Australia’s first advocacy group to improve compliance and standards in the handling of food at all levels of the cold chain has been established at a meeting in Queensland.
The inaugural session of the Australian Food Cold Chain Council (AFCCC) on 7 August 2017, brought together an impressive cross section of the heavyweights in manufacturing, food transport, refrigeration and cold chain services.
Against a mounting background of community pressure about the costs and environmental damage of food wastage, this new Council sees itself as an important part of the solution, encouraging innovation, compliance, waste reduction and safety across the Australian food cold chain.
Interim chair Mark Mitchell, a cold chain service provider with a cold chain research and validation facility in Queensland, said: “The new council is not about promoting an industry – we want to change the industry for the better.
“One of our priorities will be to apply whatever pressure is needed in industry and in government to make sure the existing Australian standards for cold chain food handling are properly followed,” he added.
“There’s lots of rhetoric in government programs, associations and among food handlers and suppliers about commitments to food waste reduction and cold chain compliance, but little, if nothing, is being done at any level about improving the cold chain, and ensuring that standards are followed.
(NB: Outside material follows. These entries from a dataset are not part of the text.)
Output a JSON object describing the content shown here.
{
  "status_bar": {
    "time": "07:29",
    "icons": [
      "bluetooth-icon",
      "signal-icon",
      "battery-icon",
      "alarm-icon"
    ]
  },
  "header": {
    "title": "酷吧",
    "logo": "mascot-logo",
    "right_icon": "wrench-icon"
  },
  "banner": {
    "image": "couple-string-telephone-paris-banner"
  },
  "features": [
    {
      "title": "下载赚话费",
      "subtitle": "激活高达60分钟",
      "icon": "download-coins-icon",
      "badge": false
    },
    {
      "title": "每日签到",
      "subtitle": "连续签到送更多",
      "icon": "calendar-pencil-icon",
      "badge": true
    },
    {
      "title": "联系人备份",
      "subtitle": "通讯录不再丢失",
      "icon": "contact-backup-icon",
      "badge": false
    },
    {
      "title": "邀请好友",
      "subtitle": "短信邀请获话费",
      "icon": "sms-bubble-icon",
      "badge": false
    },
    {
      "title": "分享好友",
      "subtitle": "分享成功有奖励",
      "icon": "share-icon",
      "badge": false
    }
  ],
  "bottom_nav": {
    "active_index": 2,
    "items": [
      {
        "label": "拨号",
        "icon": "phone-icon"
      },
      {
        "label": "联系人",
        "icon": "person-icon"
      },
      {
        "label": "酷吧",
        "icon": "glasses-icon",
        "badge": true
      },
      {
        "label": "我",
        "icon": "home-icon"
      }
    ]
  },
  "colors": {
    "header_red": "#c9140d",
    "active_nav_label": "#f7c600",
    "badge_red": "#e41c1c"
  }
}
Australia’s track record in efficient cold food handling, from farm to plate, is far from perfect,” Mr Mitchell said.
The interim directors of AFCCC are:
- Stephen Elford General Manager Australia New Zealand, Carrier Transicold
- Mark Mitchell Managing Director, SuperCool Australia Pacific Pty Ltd
- Peter Lawrence Technical Director ANZ, Thermo King
- Kyle Hawker Transport Manager, Simplot Australia
- Adam Wade National Transport Leader, Lion
- Kevin Manfield General Manager Products & Markets, MaxiTRANS Pty Ltd
- PLUS a nominated person representing the transport industry
Food waste is a massive problem for Australia. On average, Australians waste 860kg of food per person annually. It’s not just the food, but this means that all inputs into food production like the water, soil and energy are also wasted. On top of that, it means less food available to feed the hungry.
It’s estimated that 5 per cent or more of Australia’s greenhouse gas emissions come from food wastage.
“Australian industry,” Mr Mitchell said, “is well placed to attack this issue. Performance across the cold food chain can be improved with better equipment and handling processes as well as with improved monitoring and assessment to determine where the weaknesses lie.”
In investigating the food cold chain in Europe, Deloitte estimated that for every unit of energy and dollar invested in expanding the food cold chain the return to investors was tenfold.
“As an industry, as a society, we simply cannot afford to waste such an opportunity,” Mr Mitchell said.
The AFCCC believes that Australian industry has the tools, technologies and workforce that can reduce food waste by improving the cold food chain. It is in this spirit that these leading companies have signed up as inaugural members of the AFCCC.
The new advocacy group’s first priorities will be contributing to both the development of the National Food Waste Strategy and becoming part of the CRC designed to address food waste and fraud.